Little is known about the chemical composition, adsorption, distribution, metabolism, and excretion of inks. Little information is available on short-term and long- term safety of the pigments, their carcinogenic potential, how they affect the cells that take up the inks, and how the body responds to the interaction of ultraviolet light with the inks. We do know that some tattoos fade or turn color when they are exposed to light. Research has also shown that some pigments migrate from the tattoo site to the body’s lymph nodes. The long-term health significance of this is unclear.

References

1. Rassman W, Pak J, Kim J. Combining Follicular Unit Extraction and Scalp Micropigmentation for the Cosmetic Treatment of Alopecias.

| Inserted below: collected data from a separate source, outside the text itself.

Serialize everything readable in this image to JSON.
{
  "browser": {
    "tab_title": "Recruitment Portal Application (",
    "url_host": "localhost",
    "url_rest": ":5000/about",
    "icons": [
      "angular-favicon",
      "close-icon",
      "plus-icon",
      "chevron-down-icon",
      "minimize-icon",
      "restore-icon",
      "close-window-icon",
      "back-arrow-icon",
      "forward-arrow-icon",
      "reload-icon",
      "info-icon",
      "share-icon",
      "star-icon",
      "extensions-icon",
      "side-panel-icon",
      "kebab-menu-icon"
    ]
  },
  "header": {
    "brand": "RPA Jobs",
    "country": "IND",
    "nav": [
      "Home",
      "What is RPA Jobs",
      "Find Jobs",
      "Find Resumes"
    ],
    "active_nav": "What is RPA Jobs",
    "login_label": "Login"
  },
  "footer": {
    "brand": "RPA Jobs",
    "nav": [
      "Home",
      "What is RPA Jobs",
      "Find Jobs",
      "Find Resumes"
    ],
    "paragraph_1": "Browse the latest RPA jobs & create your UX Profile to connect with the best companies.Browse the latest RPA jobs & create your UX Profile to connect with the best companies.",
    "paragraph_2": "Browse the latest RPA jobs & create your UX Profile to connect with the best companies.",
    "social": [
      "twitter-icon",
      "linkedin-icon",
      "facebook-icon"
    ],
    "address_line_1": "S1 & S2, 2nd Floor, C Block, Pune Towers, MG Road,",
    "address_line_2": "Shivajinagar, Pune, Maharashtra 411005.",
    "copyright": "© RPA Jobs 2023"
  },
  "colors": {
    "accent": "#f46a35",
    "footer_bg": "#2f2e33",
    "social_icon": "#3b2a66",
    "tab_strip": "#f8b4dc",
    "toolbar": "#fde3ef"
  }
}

Plast Reconstr Surg Glob Open. 2017;5(11):e1420. Published 2017 Nov 7. doi:10.1097/GOX.0000000000001420 https://www.ncbi.nlm.nih.gov/pmc/articles/PMC5732651/
2. Scalp MicropigmentationA Useful Treatment for Hair Loss. Facial Plast Surg Clin N Am 21 (2013) 497–503 http://dx.doi.org/10.1016/j.fsc.2013.05.010
3. Scalp micropigmentation: a useful treatment for hair loss. Rassman WR, Pak JP, Kim J. Facial Plast Surg Clin North Am. 2013 Aug; 21(3):497-503. https://www.ncbi.nlm.nih.gov/pubmed/24017991/
4. Rassman WR, Pak JP, Kim J, Estrin NF. Scalp micropigmentation: a concealer for hair and scalp deformities. J Clin Aesthet Dermatol. 2015;8(3):35–42. https://www.ncbi.nlm.nih.gov/pmc/articles/PMC4382144/
5. Tattoo ink-related infections–awareness, diagnosis, reporting, and prevention. LeBlanc PM, Hollinger KA, Klontz KC. N Engl J Med. 2012 Sep 13; 367(11):985-7.
6. Light and electron microscopic analysis of tattoos treated by Q-switched ruby laser. Taylor CR, Anderson RR, Gange RW, Michaud NA, Flotte TJ. J Invest Dermatol. 1991 Jul; 97(1):131-6.